[Date Prev][Date Next][Thread Prev][Thread Next][Date Index][Thread Index]
[no subject]
From: |
Patrice Dumas |
Date: |
Wed, 21 Feb 2024 03:26:15 -0500 (EST) |
branch: master
commit bbba0d27d3140b5fd3fd07515feb6a96065e575a
Author: Patrice Dumas <pertusus@free.fr>
AuthorDate: Wed Feb 21 09:26:12 2024 +0100
* tp/Texinfo/Convert/Converter.pm (set_output_units_files),
tp/Texinfo/Convert/Plaintext.pm (output): move output implementation
out of Converter.pm to Plaintext.pm.
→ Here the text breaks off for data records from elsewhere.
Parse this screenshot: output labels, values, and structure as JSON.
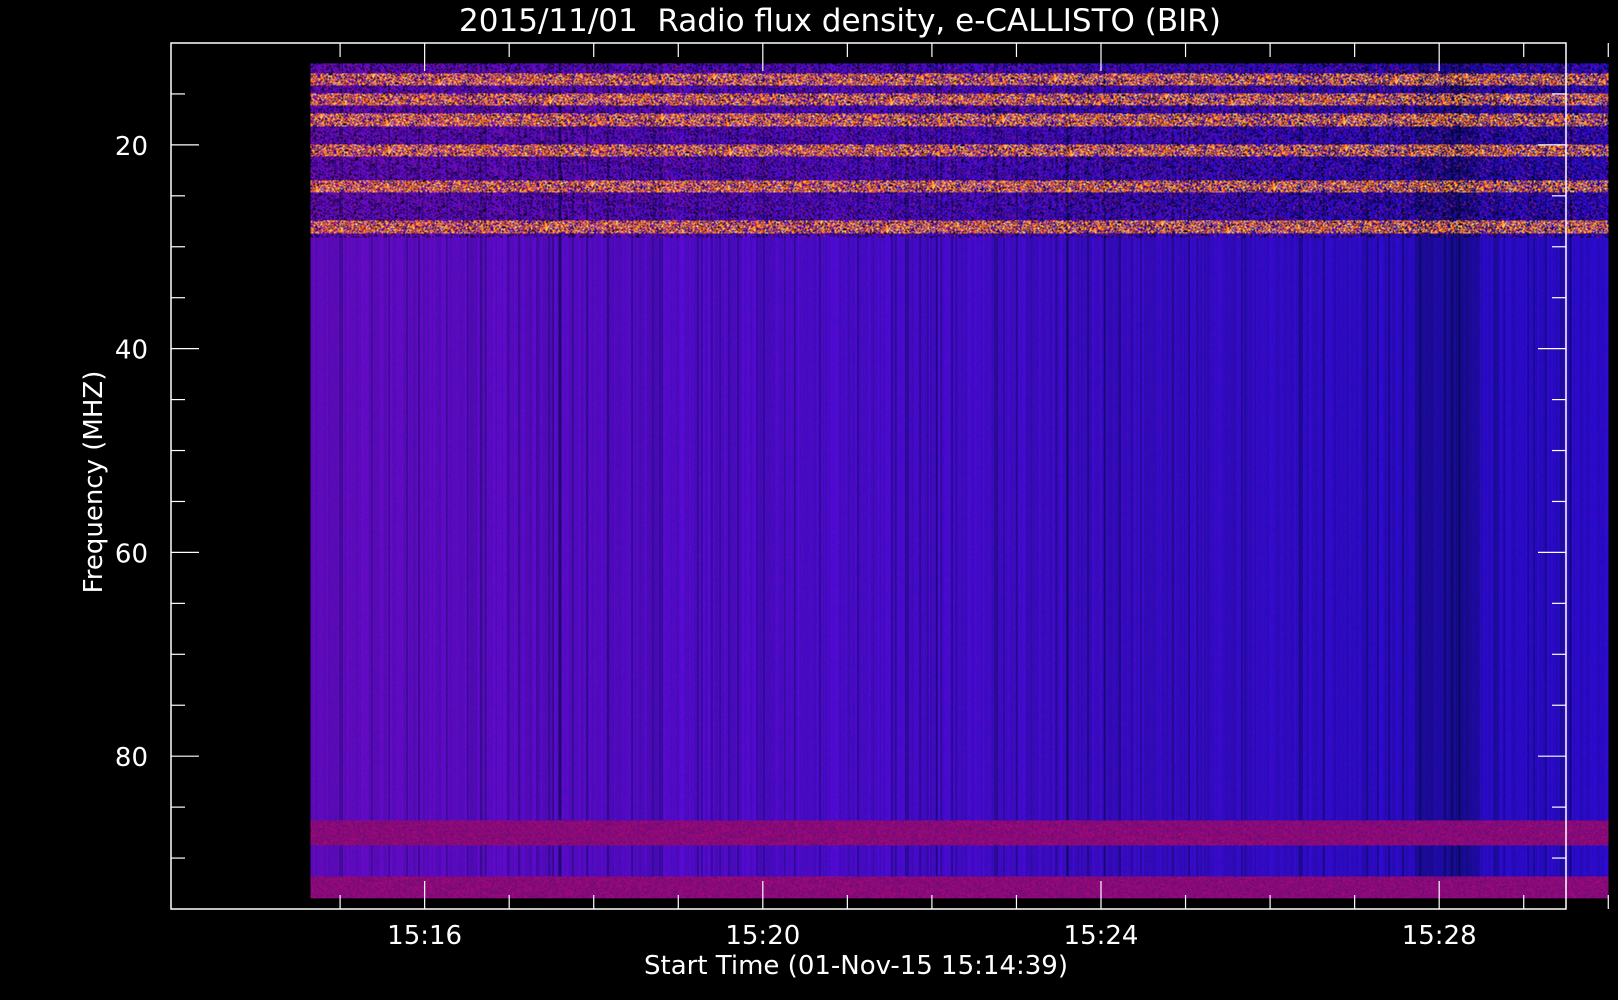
{
  "chart_data": {
    "type": "heatmap",
    "title": "2015/11/01  Radio flux density, e-CALLISTO (BIR)",
    "xlabel": "Start Time (01-Nov-15 15:14:39)",
    "ylabel": "Frequency (MHZ)",
    "x_tick_labels": [
      "15:16",
      "15:20",
      "15:24",
      "15:28"
    ],
    "x_ticks_min": [
      15.25,
      16,
      20,
      24,
      28,
      30
    ],
    "x_range_min": [
      13.0,
      29.5
    ],
    "x_data_range_min": [
      14.65,
      30.0
    ],
    "y_tick_labels": [
      "20",
      "40",
      "60",
      "80"
    ],
    "y_ticks": [
      20,
      40,
      60,
      80
    ],
    "y_range": [
      10,
      95
    ],
    "y_data_range": [
      12,
      94
    ],
    "y_inverted": true,
    "grid": false,
    "colormap": [
      "#000000",
      "#0000ff",
      "#b02040",
      "#ff4000",
      "#ffff80"
    ],
    "bright_bands_mhz": [
      13.5,
      15.5,
      17.5,
      20.5,
      24,
      28
    ],
    "dark_bands_mhz": [
      87.5,
      93
    ]
  }
}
Rename _set_output_units_files as
set_output_units_files.
* tp/Texinfo/Convert/Plaintext.pm (output): set
$self->{'encoding_disabled'} if not outputting to a file, before any
conversion is done.
* tp/Texinfo/Convert/Plaintext.pm: move code around.
---
ChangeLog | 13 +++
tp/Texinfo/Convert/Converter.pm | 209 ++++------------------------------------
tp/Texinfo/Convert/Plaintext.pm | 209 ++++++++++++++++++++++++++++++++++++----
3 files changed, 220 insertions(+), 211 deletions(-)
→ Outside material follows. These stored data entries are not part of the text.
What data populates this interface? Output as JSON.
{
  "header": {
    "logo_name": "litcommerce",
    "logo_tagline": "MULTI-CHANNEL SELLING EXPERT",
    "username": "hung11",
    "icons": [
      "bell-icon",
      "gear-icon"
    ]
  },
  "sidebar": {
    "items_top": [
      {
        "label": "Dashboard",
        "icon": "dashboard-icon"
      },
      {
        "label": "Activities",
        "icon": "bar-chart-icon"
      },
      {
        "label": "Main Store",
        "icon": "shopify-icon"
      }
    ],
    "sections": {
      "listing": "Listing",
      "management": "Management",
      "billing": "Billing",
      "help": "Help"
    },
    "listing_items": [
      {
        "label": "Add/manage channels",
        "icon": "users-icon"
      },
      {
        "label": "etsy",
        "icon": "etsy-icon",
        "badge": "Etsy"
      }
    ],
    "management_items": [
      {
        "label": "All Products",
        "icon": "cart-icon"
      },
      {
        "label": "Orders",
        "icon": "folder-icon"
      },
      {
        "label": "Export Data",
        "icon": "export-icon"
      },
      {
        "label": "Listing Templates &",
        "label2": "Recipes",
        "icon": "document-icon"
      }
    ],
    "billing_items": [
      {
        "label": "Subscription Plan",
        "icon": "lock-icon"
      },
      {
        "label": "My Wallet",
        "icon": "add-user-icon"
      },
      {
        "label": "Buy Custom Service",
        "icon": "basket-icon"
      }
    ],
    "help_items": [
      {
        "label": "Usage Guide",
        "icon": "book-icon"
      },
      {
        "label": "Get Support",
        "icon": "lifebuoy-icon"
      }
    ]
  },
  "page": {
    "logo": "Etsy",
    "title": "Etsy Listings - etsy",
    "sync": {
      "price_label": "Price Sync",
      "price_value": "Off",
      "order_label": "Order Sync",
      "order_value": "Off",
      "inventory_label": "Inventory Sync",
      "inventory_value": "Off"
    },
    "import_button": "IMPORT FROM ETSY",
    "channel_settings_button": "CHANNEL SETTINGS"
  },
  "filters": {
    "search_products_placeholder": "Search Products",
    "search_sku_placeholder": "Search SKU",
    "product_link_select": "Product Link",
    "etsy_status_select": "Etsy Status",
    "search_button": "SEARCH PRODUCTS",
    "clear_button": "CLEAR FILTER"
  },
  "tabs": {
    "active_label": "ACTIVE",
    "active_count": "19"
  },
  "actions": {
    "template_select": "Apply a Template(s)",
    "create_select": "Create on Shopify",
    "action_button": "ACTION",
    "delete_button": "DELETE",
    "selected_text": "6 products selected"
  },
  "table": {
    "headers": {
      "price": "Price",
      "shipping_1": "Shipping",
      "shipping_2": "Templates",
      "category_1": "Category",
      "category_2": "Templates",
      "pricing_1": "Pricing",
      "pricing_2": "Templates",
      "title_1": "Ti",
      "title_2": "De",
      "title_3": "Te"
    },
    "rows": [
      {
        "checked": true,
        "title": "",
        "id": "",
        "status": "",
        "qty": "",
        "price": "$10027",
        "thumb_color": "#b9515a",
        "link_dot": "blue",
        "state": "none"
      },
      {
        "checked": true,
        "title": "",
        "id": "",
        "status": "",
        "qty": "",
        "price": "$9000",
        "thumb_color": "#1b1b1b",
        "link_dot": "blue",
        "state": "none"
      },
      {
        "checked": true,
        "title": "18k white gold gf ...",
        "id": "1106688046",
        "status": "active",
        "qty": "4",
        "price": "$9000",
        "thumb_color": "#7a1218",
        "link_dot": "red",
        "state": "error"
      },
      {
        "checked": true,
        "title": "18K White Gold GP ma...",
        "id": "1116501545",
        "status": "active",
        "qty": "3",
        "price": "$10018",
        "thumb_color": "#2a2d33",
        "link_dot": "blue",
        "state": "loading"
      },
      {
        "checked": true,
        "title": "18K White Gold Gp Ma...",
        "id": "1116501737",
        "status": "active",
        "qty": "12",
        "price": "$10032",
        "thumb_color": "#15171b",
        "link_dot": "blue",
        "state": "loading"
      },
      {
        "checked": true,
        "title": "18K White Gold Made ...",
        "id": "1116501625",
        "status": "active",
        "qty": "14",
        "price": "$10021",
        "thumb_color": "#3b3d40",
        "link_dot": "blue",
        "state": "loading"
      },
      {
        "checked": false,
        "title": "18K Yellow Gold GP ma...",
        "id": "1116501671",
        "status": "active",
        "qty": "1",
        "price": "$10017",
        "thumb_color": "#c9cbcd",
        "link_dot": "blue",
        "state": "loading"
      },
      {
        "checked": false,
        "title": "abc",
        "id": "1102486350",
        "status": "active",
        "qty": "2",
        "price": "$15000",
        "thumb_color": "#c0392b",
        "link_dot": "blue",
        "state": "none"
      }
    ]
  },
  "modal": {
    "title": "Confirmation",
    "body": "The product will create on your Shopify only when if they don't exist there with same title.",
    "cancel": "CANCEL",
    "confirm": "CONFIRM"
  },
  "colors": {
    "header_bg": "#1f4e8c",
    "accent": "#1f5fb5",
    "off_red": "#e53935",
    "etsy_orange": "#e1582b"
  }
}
diff --git a/ChangeLog b/ChangeLog
index c6210c1dcb..d0a6b71337 100644
--- a/ChangeLog
+++ b/ChangeLog
@@ -1,3 +1,16 @@
+2024-02-21 Patrice Dumas <pertusus@free.fr>
+
+ * tp/Texinfo/Convert/Converter.pm (set_output_units_files),
+ tp/Texinfo/Convert/Plaintext.pm (output): move output implementation
+ out of Converter.pm to Plaintext.pm. Rename _set_output_units_files as
+ set_output_units_files.
+
+ * tp/Texinfo/Convert/Plaintext.pm (output): set
+ $self->{'encoding_disabled'} if not outputting to a file, before any
+ conversion is done.
+
+ * tp/Texinfo/Convert/Plaintext.pm: move code around.
+
2024-02-21 Patrice Dumas <pertusus@free.fr>
* Pod-Simple-Texinfo/pod2texi.pl (_fix_texinfo_tree)
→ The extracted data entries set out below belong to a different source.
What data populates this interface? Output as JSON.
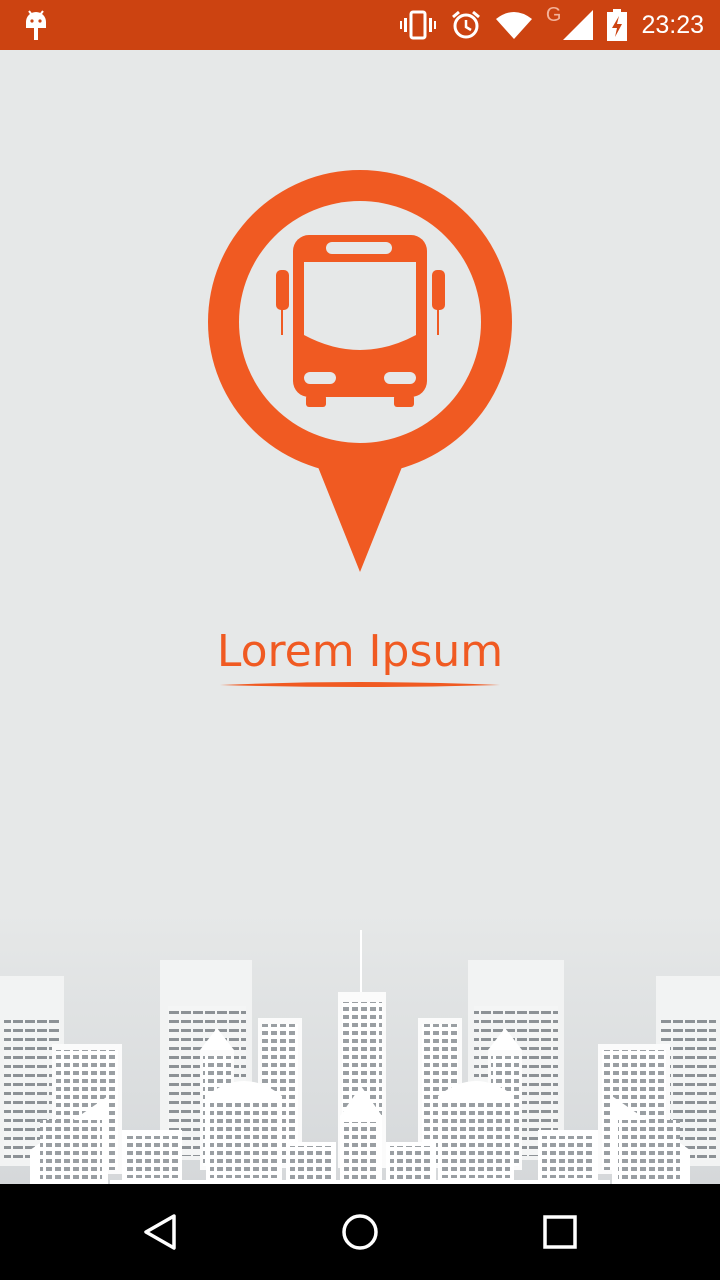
{
  "status_bar": {
    "time": "23:23",
    "network_label": "G",
    "icons": [
      "android-debug-icon",
      "vibrate-icon",
      "alarm-icon",
      "wifi-icon",
      "cell-signal-icon",
      "battery-charging-icon"
    ]
  },
  "brand": {
    "name": "Lorem Ipsum",
    "logo_icon": "bus-location-pin-icon",
    "accent_color": "#f05a22"
  },
  "background": {
    "illustration": "city-skyline-illustration"
  },
  "nav_bar": {
    "buttons": [
      "back-icon",
      "home-icon",
      "recents-icon"
    ]
  }
}
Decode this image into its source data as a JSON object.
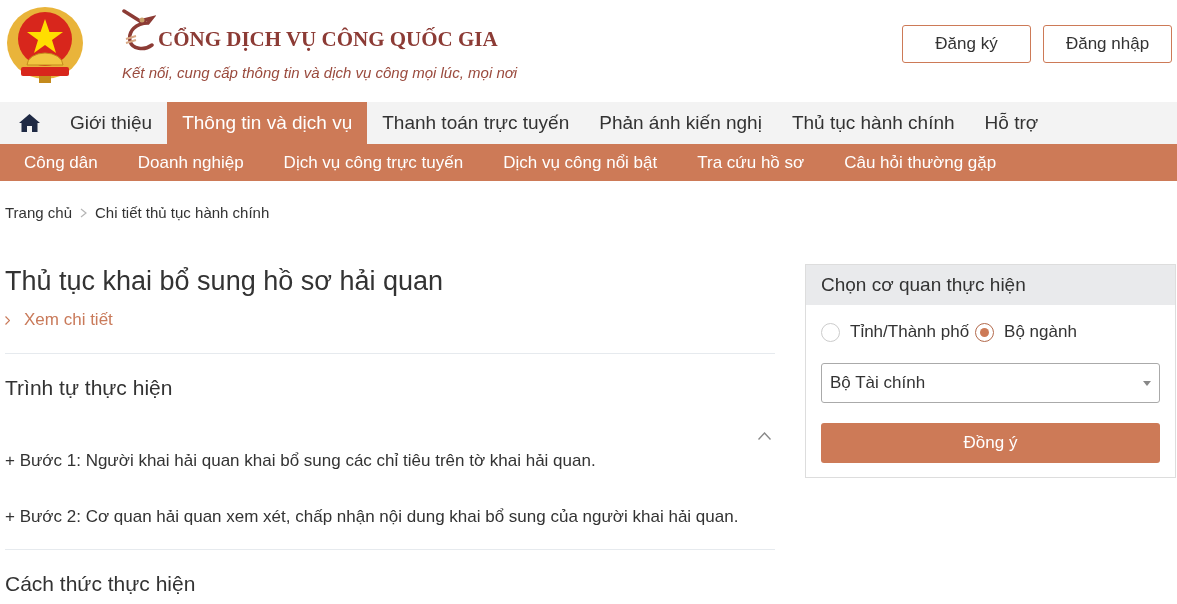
{
  "header": {
    "title": "CỔNG DỊCH VỤ CÔNG QUỐC GIA",
    "tagline": "Kết nối, cung cấp thông tin và dịch vụ công mọi lúc, mọi nơi",
    "buttons": [
      "Đăng ký",
      "Đăng nhập"
    ]
  },
  "main_nav": [
    {
      "label": "Giới thiệu",
      "selected": false
    },
    {
      "label": "Thông tin và dịch vụ",
      "selected": true
    },
    {
      "label": "Thanh toán trực tuyến",
      "selected": false
    },
    {
      "label": "Phản ánh kiến nghị",
      "selected": false
    },
    {
      "label": "Thủ tục hành chính",
      "selected": false
    },
    {
      "label": "Hỗ trợ",
      "selected": false
    }
  ],
  "sub_nav": [
    "Công dân",
    "Doanh nghiệp",
    "Dịch vụ công trực tuyến",
    "Dịch vụ công nổi bật",
    "Tra cứu hồ sơ",
    "Câu hỏi thường gặp"
  ],
  "breadcrumb": [
    "Trang chủ",
    "Chi tiết thủ tục hành chính"
  ],
  "procedure": {
    "title": "Thủ tục khai bổ sung hồ sơ hải quan",
    "detail_link": "Xem chi tiết",
    "sequence_section": {
      "heading": "Trình tự thực hiện",
      "expanded": true,
      "steps": [
        "+ Bước 1: Người khai hải quan khai bổ sung các chỉ tiêu trên tờ khai hải quan.",
        "+ Bước 2: Cơ quan hải quan xem xét, chấp nhận nội dung khai bổ sung của người khai hải quan."
      ]
    },
    "next_section": {
      "heading": "Cách thức thực hiện"
    }
  },
  "agency_panel": {
    "title": "Chọn cơ quan thực hiện",
    "options": [
      {
        "label": "Tỉnh/Thành phố",
        "selected": false
      },
      {
        "label": "Bộ ngành",
        "selected": true
      }
    ],
    "select": {
      "value": "Bộ Tài chính"
    },
    "submit": "Đồng ý"
  }
}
diff --git a/tp/Texinfo/Convert/Converter.pm b/tp/Texinfo/Convert/Converter.pm
index edf86f0b54..f77cc58e6e 100644
--- a/tp/Texinfo/Convert/Converter.pm
+++ b/tp/Texinfo/Convert/Converter.pm
@@ -357,177 +357,6 @@ sub convert_output_unit($$)
return $result;
}
-# In general, converters override this method, but simple
-# converters can use it. It is used for the plaintext
-# output format.
-# use file_counters and out_filepaths converter states.
-sub output($$)
-{
- my $self = shift;
- my $document = shift;
-
- $self->conversion_initialization($document);
-
- my $root = $document->tree();
-
- my $output_units;
-
- if (defined($self->get_conf('OUTFILE'))
- and ($Texinfo::Common::null_device_file{$self->get_conf('OUTFILE')}
- or $self->get_conf('OUTFILE') eq '-'
- or $self->get_conf('OUTFILE') eq '')) {
- if ($self->get_conf('SPLIT')) {
- $self->converter_document_warn(
- sprintf(__("%s: output incompatible with split"),
- $self->get_conf('OUTFILE')));
- $self->force_conf('SPLIT', '');
- }
- }
- if ($self->get_conf('SPLIT')) {
- $self->set_conf('NODE_FILES', 1);
- }
-
- my ($output_file, $destination_directory, $output_filename,
- $document_name)
- = $self->determine_files_and_directory($self->{'output_format'});
- my ($encoded_destination_directory, $dir_encoding)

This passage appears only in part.